The reset is a long term good thing for the market. Hopefully we can find an equilibrium where the best ideas, companies and founders are getting funded, but the ZIRPy frothiness that led to malinvestment in overvalued tech startups stops and more capital flows to the best companies.
According to famed investor Howard Marks, the ZIRP policies that led to tech’s bubble are the same forces that led to investors oversubscribing 100 year Argentine bonds in 2017: When rates are low, opportunity cost is low. Froth creeps in. Investors fund things that sound plausible even if they are extremely unlikely to turn out well. Read more about how easy money caused the bubble in Howard Marks’ essay.
While it seems like the booming stock market is pricing in inflation staying low, the wars in Ukraine and the Middle East not escalating, and the FED cutting rates multiple times in 2024, we still think there’s more risk in the system than the market seems to think.

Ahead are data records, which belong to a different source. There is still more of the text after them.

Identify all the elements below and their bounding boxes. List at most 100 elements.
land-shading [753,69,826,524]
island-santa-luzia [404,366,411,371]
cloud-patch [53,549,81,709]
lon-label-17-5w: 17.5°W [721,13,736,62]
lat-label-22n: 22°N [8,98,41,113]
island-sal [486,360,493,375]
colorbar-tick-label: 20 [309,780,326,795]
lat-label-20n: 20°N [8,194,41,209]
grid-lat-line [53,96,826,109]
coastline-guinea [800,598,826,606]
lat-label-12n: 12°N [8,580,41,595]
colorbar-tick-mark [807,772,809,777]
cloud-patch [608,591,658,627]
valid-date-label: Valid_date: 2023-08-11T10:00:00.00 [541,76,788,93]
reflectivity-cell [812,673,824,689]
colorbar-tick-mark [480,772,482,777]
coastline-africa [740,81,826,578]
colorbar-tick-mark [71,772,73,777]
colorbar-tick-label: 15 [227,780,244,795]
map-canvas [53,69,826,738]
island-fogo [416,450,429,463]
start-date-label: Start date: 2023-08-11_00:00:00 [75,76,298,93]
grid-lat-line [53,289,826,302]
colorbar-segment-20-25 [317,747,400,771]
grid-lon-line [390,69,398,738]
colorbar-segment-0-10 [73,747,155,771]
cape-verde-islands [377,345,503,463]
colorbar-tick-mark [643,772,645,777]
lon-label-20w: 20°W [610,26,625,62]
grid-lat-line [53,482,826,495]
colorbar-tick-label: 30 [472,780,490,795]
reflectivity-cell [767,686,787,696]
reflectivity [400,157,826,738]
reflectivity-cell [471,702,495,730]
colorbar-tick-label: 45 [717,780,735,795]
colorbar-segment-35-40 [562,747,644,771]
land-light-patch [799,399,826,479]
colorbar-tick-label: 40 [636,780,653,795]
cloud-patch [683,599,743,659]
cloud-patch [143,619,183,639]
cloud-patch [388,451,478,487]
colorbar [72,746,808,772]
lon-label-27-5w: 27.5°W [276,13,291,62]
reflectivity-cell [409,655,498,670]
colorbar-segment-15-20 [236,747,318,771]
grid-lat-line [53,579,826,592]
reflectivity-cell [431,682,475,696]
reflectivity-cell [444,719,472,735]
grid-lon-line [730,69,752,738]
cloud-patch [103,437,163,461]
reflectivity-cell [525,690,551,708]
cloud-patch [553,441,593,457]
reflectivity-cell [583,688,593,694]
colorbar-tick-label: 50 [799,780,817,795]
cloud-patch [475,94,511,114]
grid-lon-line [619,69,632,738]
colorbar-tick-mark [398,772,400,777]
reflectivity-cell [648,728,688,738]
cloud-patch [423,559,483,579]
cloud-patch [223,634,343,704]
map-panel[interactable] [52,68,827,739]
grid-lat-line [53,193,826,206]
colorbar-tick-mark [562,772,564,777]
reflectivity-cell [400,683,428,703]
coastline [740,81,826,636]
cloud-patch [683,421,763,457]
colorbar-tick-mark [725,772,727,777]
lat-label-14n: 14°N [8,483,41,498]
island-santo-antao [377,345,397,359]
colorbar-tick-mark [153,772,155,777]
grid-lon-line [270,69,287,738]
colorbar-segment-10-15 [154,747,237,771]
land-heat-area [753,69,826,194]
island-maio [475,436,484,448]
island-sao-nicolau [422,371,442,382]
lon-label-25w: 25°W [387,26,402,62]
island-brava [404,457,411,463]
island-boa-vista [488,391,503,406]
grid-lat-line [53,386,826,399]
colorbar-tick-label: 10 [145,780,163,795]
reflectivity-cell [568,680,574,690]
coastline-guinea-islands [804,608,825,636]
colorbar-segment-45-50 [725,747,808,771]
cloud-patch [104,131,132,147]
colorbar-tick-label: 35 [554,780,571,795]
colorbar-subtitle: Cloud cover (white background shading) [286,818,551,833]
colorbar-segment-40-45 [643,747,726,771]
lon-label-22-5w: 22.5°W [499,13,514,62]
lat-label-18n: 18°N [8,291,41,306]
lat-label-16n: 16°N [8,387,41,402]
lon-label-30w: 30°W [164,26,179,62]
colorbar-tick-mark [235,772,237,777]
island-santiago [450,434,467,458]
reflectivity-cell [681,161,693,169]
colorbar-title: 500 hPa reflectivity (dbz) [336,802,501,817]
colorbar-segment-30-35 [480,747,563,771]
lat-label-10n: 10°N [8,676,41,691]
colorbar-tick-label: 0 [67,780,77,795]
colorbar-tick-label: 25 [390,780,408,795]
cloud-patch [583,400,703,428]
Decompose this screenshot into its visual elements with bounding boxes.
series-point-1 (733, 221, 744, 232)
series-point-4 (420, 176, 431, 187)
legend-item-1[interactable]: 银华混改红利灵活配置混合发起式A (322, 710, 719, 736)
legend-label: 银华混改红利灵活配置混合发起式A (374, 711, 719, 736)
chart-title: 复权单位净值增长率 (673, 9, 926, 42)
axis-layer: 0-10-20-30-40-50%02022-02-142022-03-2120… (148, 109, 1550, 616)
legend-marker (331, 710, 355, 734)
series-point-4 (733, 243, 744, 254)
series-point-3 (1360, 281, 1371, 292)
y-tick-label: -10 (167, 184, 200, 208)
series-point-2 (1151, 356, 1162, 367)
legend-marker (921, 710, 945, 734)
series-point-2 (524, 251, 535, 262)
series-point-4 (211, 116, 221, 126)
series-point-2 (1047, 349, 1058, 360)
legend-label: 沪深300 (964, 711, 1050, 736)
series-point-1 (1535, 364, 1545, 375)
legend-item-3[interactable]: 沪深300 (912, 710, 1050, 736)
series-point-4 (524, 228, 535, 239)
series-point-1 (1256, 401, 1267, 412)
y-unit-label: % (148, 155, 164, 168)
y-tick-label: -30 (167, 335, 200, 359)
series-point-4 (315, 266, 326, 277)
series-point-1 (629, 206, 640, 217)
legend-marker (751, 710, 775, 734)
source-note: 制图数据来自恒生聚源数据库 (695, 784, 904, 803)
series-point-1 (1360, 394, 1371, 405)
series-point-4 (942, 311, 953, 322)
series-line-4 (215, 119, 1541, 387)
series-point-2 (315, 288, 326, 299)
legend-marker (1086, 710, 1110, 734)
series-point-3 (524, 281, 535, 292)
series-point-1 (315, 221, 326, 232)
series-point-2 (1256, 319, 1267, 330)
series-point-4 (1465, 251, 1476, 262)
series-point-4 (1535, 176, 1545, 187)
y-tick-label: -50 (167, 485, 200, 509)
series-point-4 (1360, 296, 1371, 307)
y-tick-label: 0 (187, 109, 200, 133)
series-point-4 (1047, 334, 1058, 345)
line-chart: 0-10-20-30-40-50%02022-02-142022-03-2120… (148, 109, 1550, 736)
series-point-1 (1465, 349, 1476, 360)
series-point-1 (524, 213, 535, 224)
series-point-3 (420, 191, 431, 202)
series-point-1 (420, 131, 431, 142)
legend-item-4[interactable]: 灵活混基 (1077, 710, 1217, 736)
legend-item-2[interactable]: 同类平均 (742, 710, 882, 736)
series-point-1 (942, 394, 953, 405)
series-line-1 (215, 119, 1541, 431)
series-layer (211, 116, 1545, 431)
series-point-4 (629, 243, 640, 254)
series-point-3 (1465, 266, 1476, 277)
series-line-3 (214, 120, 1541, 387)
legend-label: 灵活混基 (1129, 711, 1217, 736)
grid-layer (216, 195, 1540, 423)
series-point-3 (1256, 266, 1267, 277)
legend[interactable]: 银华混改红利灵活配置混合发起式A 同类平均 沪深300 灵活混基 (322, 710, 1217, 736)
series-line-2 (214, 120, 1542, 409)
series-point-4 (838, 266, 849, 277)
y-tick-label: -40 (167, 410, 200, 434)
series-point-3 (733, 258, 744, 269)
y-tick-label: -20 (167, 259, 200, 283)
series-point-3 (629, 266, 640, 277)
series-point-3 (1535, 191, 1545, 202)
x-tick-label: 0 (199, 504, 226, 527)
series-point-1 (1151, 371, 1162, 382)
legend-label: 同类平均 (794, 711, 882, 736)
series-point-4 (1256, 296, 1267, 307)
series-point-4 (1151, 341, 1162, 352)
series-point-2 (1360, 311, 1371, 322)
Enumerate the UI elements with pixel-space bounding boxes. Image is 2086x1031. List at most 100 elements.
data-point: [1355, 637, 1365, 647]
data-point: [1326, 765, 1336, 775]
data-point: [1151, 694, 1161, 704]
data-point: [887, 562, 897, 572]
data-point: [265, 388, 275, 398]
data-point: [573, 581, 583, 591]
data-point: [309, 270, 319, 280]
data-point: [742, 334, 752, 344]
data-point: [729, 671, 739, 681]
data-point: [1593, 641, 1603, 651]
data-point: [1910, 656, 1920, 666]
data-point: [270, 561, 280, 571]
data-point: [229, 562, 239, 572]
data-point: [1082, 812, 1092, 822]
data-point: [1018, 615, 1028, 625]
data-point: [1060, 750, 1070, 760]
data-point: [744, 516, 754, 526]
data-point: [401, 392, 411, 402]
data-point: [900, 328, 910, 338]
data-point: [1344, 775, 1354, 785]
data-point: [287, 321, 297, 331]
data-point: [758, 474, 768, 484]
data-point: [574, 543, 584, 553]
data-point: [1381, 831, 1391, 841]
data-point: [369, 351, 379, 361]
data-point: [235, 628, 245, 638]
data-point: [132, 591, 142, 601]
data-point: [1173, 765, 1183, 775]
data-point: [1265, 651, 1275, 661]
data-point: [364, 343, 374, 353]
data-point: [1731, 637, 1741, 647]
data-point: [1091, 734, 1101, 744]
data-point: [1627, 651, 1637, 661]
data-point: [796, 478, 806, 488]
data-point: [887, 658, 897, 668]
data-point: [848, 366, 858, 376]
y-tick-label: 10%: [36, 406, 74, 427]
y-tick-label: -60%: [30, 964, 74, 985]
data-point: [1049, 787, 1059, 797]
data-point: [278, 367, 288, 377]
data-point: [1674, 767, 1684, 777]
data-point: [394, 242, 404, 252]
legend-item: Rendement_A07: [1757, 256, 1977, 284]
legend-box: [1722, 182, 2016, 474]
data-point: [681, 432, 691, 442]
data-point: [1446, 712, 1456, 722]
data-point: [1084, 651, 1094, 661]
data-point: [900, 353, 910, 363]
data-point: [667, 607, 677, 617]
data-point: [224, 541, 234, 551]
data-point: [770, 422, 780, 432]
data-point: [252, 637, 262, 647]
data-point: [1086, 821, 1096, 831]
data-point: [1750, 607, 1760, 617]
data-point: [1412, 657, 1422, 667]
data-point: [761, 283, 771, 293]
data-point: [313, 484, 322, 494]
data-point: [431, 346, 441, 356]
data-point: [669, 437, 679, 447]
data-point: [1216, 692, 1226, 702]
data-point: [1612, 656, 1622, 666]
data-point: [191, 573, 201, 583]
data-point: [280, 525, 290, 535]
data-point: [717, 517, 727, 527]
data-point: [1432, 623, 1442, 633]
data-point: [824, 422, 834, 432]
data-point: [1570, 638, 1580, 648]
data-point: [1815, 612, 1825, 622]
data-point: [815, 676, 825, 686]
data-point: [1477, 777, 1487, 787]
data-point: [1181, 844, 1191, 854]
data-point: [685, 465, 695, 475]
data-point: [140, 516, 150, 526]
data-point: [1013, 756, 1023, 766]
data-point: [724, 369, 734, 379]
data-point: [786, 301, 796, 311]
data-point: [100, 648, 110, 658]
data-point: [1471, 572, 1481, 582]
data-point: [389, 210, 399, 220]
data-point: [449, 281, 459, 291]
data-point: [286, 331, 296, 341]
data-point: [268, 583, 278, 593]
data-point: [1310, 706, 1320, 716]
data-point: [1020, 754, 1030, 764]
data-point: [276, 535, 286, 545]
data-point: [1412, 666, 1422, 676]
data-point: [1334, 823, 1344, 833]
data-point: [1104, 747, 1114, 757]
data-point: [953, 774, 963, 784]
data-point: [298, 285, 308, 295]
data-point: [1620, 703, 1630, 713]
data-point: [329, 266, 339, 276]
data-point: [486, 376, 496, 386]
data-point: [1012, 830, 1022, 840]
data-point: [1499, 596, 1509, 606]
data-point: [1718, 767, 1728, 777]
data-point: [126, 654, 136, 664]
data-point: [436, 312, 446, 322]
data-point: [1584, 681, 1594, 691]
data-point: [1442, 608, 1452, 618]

We are not smarter than the market, but we think caution is warranted. We are advising founders the same as the last few quarters: control your own destiny, keep growing, but don’t push to grow faster if it means bad unit economics.
If you do have good unit economics and can take market share without sacrificing margins, try to take the market share. Try to extend runway into 2025, and be in a position where you can get runway to 2026, or even profitability, if you can’t raise on the terms you want.
As we wrote in the Q3 investor letter, innovation doesn’t stop. Great startups keep growing, no matter the market conditions. The pace of innovation led by seemingly weekly AI advances is likely a game changer. We’ll be active in the market trying to find these opportunities, while helping our current portfolio navigate these choppy times.